The inhabitants were screened for common chronic medical conditions such as malaria, high blood pressure, body mass index, diabetes and HIV.
The exercise, held at the Palace of Torgbui Amenya Fiti V, the Paramount Chief of Aflao Traditional Area, was in collaboration with the Aflao-based Aborigines Medical and Health Centre, with support from the Ketu South Municipal Health Directorate.
The medical team engaged patrons on individual basis, educating them on the need to stay healthy by modifying their lifestyles and seeking early medical attention to prevent fatalities.
Madam Patience Gbedeka, 85, was grateful for the exercise saying, after her vital statistics were taken, she was given some medicines and advised to stay off alcoholic drinks.
Another beneficiary, Madam Kwasiwor Seshie, commended the organisers for the screening and requested that it should be extended to help people know their status and take steps to keep fit.
Torgbui Fiti, in an interview with the Ghana News Agency, said going into the Christmas celebrations he needed to ensure his people were in good health.
He said health facilities in the area could not meet the demands of the huge population in Aflao, the busiest border town in the country, hence the intervention.
“As a community, we have different kinds of people.

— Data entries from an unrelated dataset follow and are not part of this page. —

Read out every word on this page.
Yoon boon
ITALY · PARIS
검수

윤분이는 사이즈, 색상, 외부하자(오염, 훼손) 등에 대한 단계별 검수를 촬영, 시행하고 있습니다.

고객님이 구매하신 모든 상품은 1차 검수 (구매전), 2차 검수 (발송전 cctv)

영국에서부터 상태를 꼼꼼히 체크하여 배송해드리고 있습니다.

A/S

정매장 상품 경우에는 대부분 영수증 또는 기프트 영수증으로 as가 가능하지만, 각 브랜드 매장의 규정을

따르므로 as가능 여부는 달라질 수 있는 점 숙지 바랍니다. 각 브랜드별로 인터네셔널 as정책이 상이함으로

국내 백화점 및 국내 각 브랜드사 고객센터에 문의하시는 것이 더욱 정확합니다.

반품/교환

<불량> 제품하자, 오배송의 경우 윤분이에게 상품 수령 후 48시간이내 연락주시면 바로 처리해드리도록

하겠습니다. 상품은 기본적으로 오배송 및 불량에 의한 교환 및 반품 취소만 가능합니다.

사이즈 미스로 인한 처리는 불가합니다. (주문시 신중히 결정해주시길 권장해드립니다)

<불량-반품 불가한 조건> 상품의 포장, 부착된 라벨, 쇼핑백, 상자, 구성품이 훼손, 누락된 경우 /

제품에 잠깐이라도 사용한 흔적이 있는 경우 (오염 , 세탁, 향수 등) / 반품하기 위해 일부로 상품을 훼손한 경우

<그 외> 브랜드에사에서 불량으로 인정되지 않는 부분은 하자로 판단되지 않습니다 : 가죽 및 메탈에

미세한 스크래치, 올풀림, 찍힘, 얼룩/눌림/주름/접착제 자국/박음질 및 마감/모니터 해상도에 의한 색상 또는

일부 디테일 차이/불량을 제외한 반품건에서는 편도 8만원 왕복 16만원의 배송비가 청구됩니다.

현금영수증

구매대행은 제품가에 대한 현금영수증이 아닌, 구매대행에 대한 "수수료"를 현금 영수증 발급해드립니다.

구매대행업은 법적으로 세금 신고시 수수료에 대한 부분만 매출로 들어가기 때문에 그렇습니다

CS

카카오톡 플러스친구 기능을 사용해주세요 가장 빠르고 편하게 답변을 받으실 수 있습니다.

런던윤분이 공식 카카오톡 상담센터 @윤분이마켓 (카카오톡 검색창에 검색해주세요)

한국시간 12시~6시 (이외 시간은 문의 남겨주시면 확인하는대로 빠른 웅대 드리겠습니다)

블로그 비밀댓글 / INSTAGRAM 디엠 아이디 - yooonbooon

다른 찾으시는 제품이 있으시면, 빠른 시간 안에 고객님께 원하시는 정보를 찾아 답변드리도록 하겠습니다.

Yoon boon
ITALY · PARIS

There are some people who can go to the hospitals, there are others who cannot afford to go, there are those who have a phobia for hospitals and there are those who have sworn not to visit hospitals because of the long hours they spend there so these things are good,” he added.
Mr Oscar Akaba, the Administrator of Aborigines Medical and Health Centre, said the Centre was happy to partner the Traditional Council for the screening to help people know their health status and make the right decisions during the festive period.